As you describe, visualization and the law of attraction seems to be constrained within certain bounds.
Regarding those constraints. They may be due to causes outside the realm of human consciousness.
Alternately — as each of us “represents” or “contains” a spark of divine essence — perhaps the constraining “laws” of physical manifestation exist due to the collective “agreement” upon the nature of that manifestation.
That later view tends to approach the chicken and egg problem. However, if only the most fundamental Laws are actual constraints, then (hypothetically) at least some physical constraints could be the result of collective “agreement,” an agreement which might slowly alter over time.
This might also tie into the matter of individual versus collective karma.
Goswami does go into more complicated physical experiments. There’s one involving time that seems very promising for instance. However, since I have only his word on that one, I haven’t discussed it here. It’s precisely because Schroedinger’s cat is so famous, and I’ve actually learned about it in college, that I feel safe using it as an example.

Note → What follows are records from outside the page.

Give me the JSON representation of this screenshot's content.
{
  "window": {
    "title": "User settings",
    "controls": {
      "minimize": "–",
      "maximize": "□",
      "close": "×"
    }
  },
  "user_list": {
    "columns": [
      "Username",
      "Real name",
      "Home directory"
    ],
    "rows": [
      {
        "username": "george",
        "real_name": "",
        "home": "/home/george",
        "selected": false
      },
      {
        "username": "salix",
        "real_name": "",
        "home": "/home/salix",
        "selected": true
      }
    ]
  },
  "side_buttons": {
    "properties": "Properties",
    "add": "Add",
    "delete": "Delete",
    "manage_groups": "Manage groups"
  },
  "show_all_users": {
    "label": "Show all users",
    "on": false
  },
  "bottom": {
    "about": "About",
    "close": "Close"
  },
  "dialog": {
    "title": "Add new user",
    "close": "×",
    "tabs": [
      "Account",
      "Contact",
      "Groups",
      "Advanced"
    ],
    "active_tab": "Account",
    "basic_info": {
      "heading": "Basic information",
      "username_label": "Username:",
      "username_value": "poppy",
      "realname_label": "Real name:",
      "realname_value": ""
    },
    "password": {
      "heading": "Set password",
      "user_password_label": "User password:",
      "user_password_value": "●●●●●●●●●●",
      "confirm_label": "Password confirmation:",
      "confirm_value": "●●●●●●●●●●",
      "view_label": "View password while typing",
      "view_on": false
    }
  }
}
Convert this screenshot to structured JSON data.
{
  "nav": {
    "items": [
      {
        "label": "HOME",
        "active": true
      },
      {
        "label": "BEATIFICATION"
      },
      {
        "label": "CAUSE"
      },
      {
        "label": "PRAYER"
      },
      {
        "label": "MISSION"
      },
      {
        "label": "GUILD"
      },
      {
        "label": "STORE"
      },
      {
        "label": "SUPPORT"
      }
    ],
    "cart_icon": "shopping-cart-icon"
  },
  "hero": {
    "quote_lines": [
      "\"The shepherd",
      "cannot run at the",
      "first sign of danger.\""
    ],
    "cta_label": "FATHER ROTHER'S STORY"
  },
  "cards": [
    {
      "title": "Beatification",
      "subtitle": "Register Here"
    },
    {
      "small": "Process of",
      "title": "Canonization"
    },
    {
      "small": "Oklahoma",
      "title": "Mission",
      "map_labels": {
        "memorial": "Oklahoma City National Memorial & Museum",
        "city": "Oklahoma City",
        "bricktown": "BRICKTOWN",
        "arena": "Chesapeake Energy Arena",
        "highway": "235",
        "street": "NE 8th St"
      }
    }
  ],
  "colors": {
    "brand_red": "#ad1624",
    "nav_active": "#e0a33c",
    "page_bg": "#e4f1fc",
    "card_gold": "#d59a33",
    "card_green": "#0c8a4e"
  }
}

As for ‘breaking free from the laws of nature,’ the mid-part of Talbott’s Holographic Universe provides a number of graphic descriptions of documented phenomena that do exactly that. I am reminded that the gates to enlightenment are guarded by the two ‘fearsome’ images: paradox and confusion.
Finding Darwin’s God: A Scientist’s Search for Common Ground Between God and Evolution (P.S.) is a very good read that closely relates to the topic you posted. I highly recommend it.